-- Spring in Washington, D.C. means cherry blossoms and hordes of tourists flocking to the National Mall.
And with peak season right around the corner, the National Park Service is dealing with a “crappy” problem as well.
Large swaths of the National Mall are covered in feces, courtesy of the very large population of Canada Goose that make their home on the picturesque grounds.
The National Park Service says that biologists estimate just one goose produces as much as "2-3 pounds" of waste per day.
“Over time, you can see the issue we’re confronted with on our walkways and our memorials. It’s really more than just a nuisance,” said Mike Litterst of the National Park Service.
It’s not just disgusting for the folks who step in it. The geese waste may be causing major damage to the infrastructure on the National Mall, including the famous Reflecting Pool that runs between the Lincoln Memorial and Washington Monument.
“The presence of geese is leading to the degradation of the [Reflecting] pool water due to defecation in and on walkway near the [Reflecting] pool,” the Park Service said.
The Park Service announced it has launched a new program that it calls “goose harassment services” -- and it could be a very clever solution to a really crappy situation. Cue the Collies -- the Park Service wants to use border collies to fix the goose problem.
These dogs are bred to herd sheep so the Park Service's goal is to have them do the same with the geese, forcing them into different areas to do their business and enabling park officials to clean up the mess and maintain some spots as “geese free.”
“They’ll be doing what herd animals do – nudging the geese, making them uncomfortable in their surroundings,” Litterst said. “Eventually the geese will learn to settle elsewhere.”
This is not a job for rookies. The Park Service says that dog handlers must have five years of experience with Canada Goose harassment with dogs in order to take part.
“We appreciate the offers but these are trained dogs who won’t harass or harm the geese,” Litterst said.

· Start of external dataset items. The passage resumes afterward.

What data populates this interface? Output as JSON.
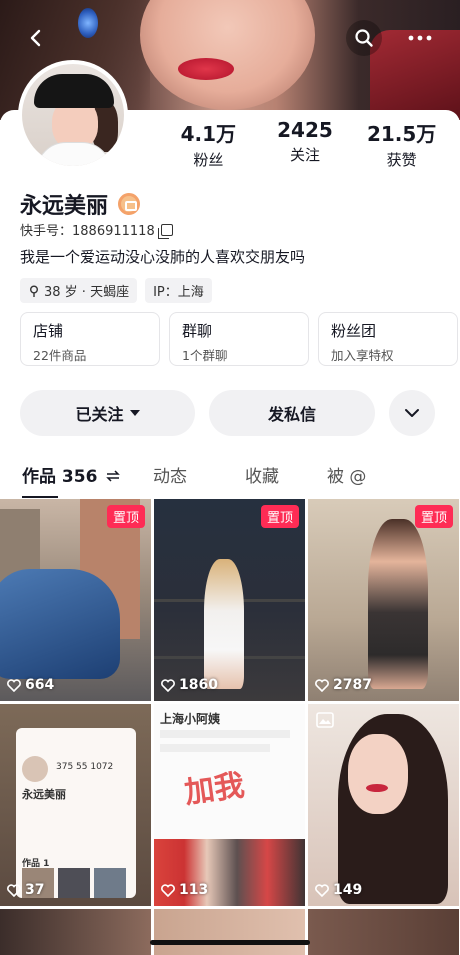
{
  "header": {
    "back_icon": "chevron-left-icon",
    "search_icon": "search-icon",
    "more_icon": "more-dots-icon"
  },
  "profile": {
    "name": "永远美丽",
    "kuaishou_id": "快手号：1886911118",
    "bio": "我是一个爱运动没心没肺的人喜欢交朋友吗",
    "tags": [
      "38 岁 · 天蝎座",
      "IP：上海"
    ],
    "stats": [
      {
        "value": "4.1万",
        "label": "粉丝"
      },
      {
        "value": "2425",
        "label": "关注"
      },
      {
        "value": "21.5万",
        "label": "获赞"
      }
    ]
  },
  "cards": [
    {
      "title": "店铺",
      "sub": "22件商品"
    },
    {
      "title": "群聊",
      "sub": "1个群聊"
    },
    {
      "title": "粉丝团",
      "sub": "加入享特权"
    }
  ],
  "actions": {
    "follow": "已关注",
    "message": "发私信"
  },
  "tabs": [
    {
      "label": "作品 356"
    },
    {
      "label": "动态"
    },
    {
      "label": "收藏"
    },
    {
      "label": "被 @"
    }
  ],
  "grid": [
    {
      "likes": "664",
      "pinned": "置顶"
    },
    {
      "likes": "1860",
      "pinned": "置顶"
    },
    {
      "likes": "2787",
      "pinned": "置顶"
    },
    {
      "likes": "37"
    },
    {
      "likes": "113"
    },
    {
      "likes": "149"
    }
  ],
  "tile5_texts": {
    "title": "上海小阿姨",
    "stamp": "加我"
  },
  "tile4_texts": {
    "name": "永远美丽",
    "stats": "375  55  1072",
    "tab": "作品 1"
  },
  "colors": {
    "pin": "#fe2c55",
    "accent_text": "#161823",
    "button_bg": "#f1f1f3"
  }
}
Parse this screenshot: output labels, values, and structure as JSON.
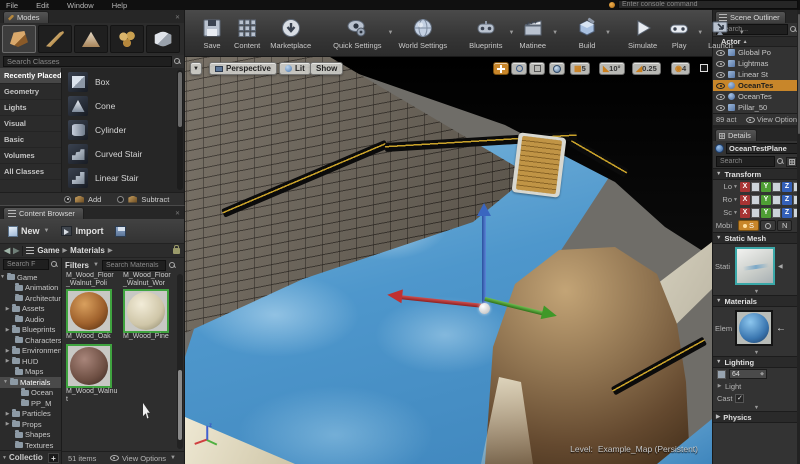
{
  "menu": {
    "items": [
      {
        "label": "File"
      },
      {
        "label": "Edit"
      },
      {
        "label": "Window"
      },
      {
        "label": "Help"
      }
    ]
  },
  "console": {
    "placeholder": "Enter console command"
  },
  "toolbar": {
    "buttons": [
      {
        "label": "Save"
      },
      {
        "label": "Content"
      },
      {
        "label": "Marketplace"
      },
      {
        "label": "Quick Settings"
      },
      {
        "label": "World Settings"
      },
      {
        "label": "Blueprints"
      },
      {
        "label": "Matinee"
      },
      {
        "label": "Build"
      },
      {
        "label": "Simulate"
      },
      {
        "label": "Play"
      },
      {
        "label": "Launch"
      }
    ]
  },
  "modes": {
    "title": "Modes",
    "search_placeholder": "Search Classes",
    "categories": [
      {
        "label": "Recently Placed"
      },
      {
        "label": "Geometry"
      },
      {
        "label": "Lights"
      },
      {
        "label": "Visual"
      },
      {
        "label": "Basic"
      },
      {
        "label": "Volumes"
      },
      {
        "label": "All Classes"
      }
    ],
    "items": [
      {
        "label": "Box"
      },
      {
        "label": "Cone"
      },
      {
        "label": "Cylinder"
      },
      {
        "label": "Curved Stair"
      },
      {
        "label": "Linear Stair"
      }
    ],
    "add_label": "Add",
    "subtract_label": "Subtract"
  },
  "content_browser": {
    "title": "Content Browser",
    "new_label": "New",
    "import_label": "Import",
    "breadcrumb": {
      "root": "Game",
      "current": "Materials"
    },
    "tree_search_placeholder": "Search F",
    "filters_label": "Filters",
    "search_placeholder": "Search Materials",
    "tree": [
      {
        "label": "Game"
      },
      {
        "label": "Animation"
      },
      {
        "label": "Architecture"
      },
      {
        "label": "Assets"
      },
      {
        "label": "Audio"
      },
      {
        "label": "Blueprints"
      },
      {
        "label": "Characters"
      },
      {
        "label": "Environments"
      },
      {
        "label": "HUD"
      },
      {
        "label": "Maps"
      },
      {
        "label": "Materials"
      },
      {
        "label": "Ocean"
      },
      {
        "label": "PP_M"
      },
      {
        "label": "Particles"
      },
      {
        "label": "Props"
      },
      {
        "label": "Shapes"
      },
      {
        "label": "Textures"
      }
    ],
    "collections_label": "Collectio",
    "asset_labels_top": [
      {
        "name": "M_Wood_Floor_Walnut_Poli"
      },
      {
        "name": "M_Wood_Floor_Walnut_Wor"
      }
    ],
    "assets": [
      {
        "name": "M_Wood_Oak"
      },
      {
        "name": "M_Wood_Pine"
      },
      {
        "name": "M_Wood_Walnut"
      }
    ],
    "status": "51 items",
    "view_options_label": "View Options"
  },
  "outliner": {
    "title": "Scene Outliner",
    "search_placeholder": "Search...",
    "column": "Actor",
    "rows": [
      {
        "label": "Global Po"
      },
      {
        "label": "Lightmas"
      },
      {
        "label": "Linear St"
      },
      {
        "label": "OceanTes"
      },
      {
        "label": "OceanTes"
      },
      {
        "label": "Pillar_50"
      }
    ],
    "footer_count": "89 act",
    "view_options_label": "View Option"
  },
  "details": {
    "title": "Details",
    "actor_name": "OceanTestPlane",
    "search_placeholder": "Search",
    "transform": {
      "title": "Transform",
      "rows": [
        {
          "label": "Lo"
        },
        {
          "label": "Ro"
        },
        {
          "label": "Sc"
        }
      ],
      "axes": [
        "X",
        "Y",
        "Z"
      ],
      "mobility_label": "Mobi",
      "mobility_seg1": "S",
      "mobility_seg3": "N"
    },
    "static_mesh": {
      "title": "Static Mesh",
      "row_label": "Stati"
    },
    "materials": {
      "title": "Materials",
      "row_label": "Elem"
    },
    "lighting": {
      "title": "Lighting",
      "value": "64",
      "row2_label": "Light",
      "row3_label": "Cast"
    },
    "physics": {
      "title": "Physics"
    }
  },
  "viewport": {
    "perspective_label": "Perspective",
    "lit_label": "Lit",
    "show_label": "Show",
    "grid_snap": "5",
    "angle_snap": "10°",
    "scale_snap": "0.25",
    "camera_speed": "4",
    "level_label": "Level:",
    "level_name": "Example_Map (Persistent)"
  }
}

Wildlife on federal lands is not a new issue for the Park Service, which oversees 23 national parks just within the District of Columbia.
In 2012 it launched a project to cull the exploding population of white-tailed deer in the Washington’s Rock Creek Park. Sharpshooters were used to hunt the deer and the meat was later donated to local soup kitchens.

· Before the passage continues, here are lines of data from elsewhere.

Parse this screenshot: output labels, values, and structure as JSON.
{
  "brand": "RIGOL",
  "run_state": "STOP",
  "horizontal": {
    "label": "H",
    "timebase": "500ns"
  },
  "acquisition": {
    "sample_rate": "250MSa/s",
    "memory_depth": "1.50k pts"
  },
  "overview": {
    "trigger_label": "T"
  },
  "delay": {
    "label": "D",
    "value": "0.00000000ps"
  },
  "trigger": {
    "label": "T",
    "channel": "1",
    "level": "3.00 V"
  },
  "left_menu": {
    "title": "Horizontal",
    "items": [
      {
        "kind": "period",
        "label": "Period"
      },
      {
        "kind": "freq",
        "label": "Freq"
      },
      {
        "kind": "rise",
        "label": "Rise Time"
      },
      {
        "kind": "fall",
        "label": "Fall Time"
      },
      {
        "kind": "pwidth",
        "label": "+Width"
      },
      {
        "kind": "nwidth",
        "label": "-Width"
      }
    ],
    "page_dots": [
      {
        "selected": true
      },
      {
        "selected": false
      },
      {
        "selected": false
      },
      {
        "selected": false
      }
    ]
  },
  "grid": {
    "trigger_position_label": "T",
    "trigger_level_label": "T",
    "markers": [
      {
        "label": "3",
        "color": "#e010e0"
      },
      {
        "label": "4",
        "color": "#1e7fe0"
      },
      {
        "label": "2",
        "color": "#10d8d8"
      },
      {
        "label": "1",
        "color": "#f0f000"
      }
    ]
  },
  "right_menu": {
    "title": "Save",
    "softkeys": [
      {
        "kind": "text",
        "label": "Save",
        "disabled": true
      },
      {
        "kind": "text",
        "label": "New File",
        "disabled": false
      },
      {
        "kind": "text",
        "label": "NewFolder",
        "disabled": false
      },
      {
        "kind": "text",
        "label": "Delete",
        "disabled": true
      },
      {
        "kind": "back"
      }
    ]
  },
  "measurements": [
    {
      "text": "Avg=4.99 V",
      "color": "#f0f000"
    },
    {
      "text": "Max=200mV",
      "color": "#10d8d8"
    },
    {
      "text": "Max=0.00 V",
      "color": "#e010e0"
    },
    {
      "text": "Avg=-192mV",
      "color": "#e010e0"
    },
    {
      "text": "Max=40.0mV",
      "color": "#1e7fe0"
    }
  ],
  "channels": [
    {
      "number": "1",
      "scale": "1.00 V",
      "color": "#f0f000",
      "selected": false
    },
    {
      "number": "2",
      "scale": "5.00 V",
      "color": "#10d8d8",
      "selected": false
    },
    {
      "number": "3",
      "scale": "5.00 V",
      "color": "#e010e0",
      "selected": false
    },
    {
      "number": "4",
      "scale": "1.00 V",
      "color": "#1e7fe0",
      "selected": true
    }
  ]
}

But don’t worry –- the geese on the Mall will be kept safe.
The National Park Service specifically says in its contract: “No water fowl or other living creature shall be killed, harmed or injured in any way.”

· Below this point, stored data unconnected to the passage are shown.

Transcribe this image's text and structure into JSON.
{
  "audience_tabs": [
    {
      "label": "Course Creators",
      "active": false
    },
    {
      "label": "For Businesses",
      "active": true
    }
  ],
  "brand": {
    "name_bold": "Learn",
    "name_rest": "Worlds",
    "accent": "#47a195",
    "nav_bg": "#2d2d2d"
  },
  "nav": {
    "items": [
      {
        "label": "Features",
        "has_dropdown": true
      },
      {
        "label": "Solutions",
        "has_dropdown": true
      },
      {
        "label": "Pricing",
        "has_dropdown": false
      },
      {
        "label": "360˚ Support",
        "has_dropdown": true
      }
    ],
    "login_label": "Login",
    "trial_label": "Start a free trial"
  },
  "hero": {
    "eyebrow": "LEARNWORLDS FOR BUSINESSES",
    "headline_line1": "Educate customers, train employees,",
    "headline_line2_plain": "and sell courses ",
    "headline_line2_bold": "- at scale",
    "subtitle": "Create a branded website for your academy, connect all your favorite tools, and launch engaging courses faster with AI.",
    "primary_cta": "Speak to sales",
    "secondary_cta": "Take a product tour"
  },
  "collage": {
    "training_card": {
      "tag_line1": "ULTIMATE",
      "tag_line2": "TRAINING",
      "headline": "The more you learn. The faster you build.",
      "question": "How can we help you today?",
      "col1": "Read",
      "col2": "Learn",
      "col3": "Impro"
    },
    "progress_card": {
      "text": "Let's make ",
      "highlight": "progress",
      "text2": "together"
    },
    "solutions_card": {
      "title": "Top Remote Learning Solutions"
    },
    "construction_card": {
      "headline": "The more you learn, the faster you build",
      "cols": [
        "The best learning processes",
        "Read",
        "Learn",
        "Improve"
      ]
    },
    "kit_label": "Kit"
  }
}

This isn’t the first time Washington DC has seen a creative In the summer of 2013, several dozen goats were unleased at the Historic Congressional Cemetery, hired to eat up more than an acre of overgrowth on the property.
Trees at the 208-year old cemetery along DC’s Anacostia River were weighed down by invasive ivy and weeds and cemetery organizers were concerned that they would eventually die, break or fall and damage headstones.
So they turned to Eco-Goats, a Maryland farm that rents out its goats for ecologically sustainable grazing.
The goats were put to work for 24 hours a day for a straight week.
ABC News’ Chris Good contributed to this report.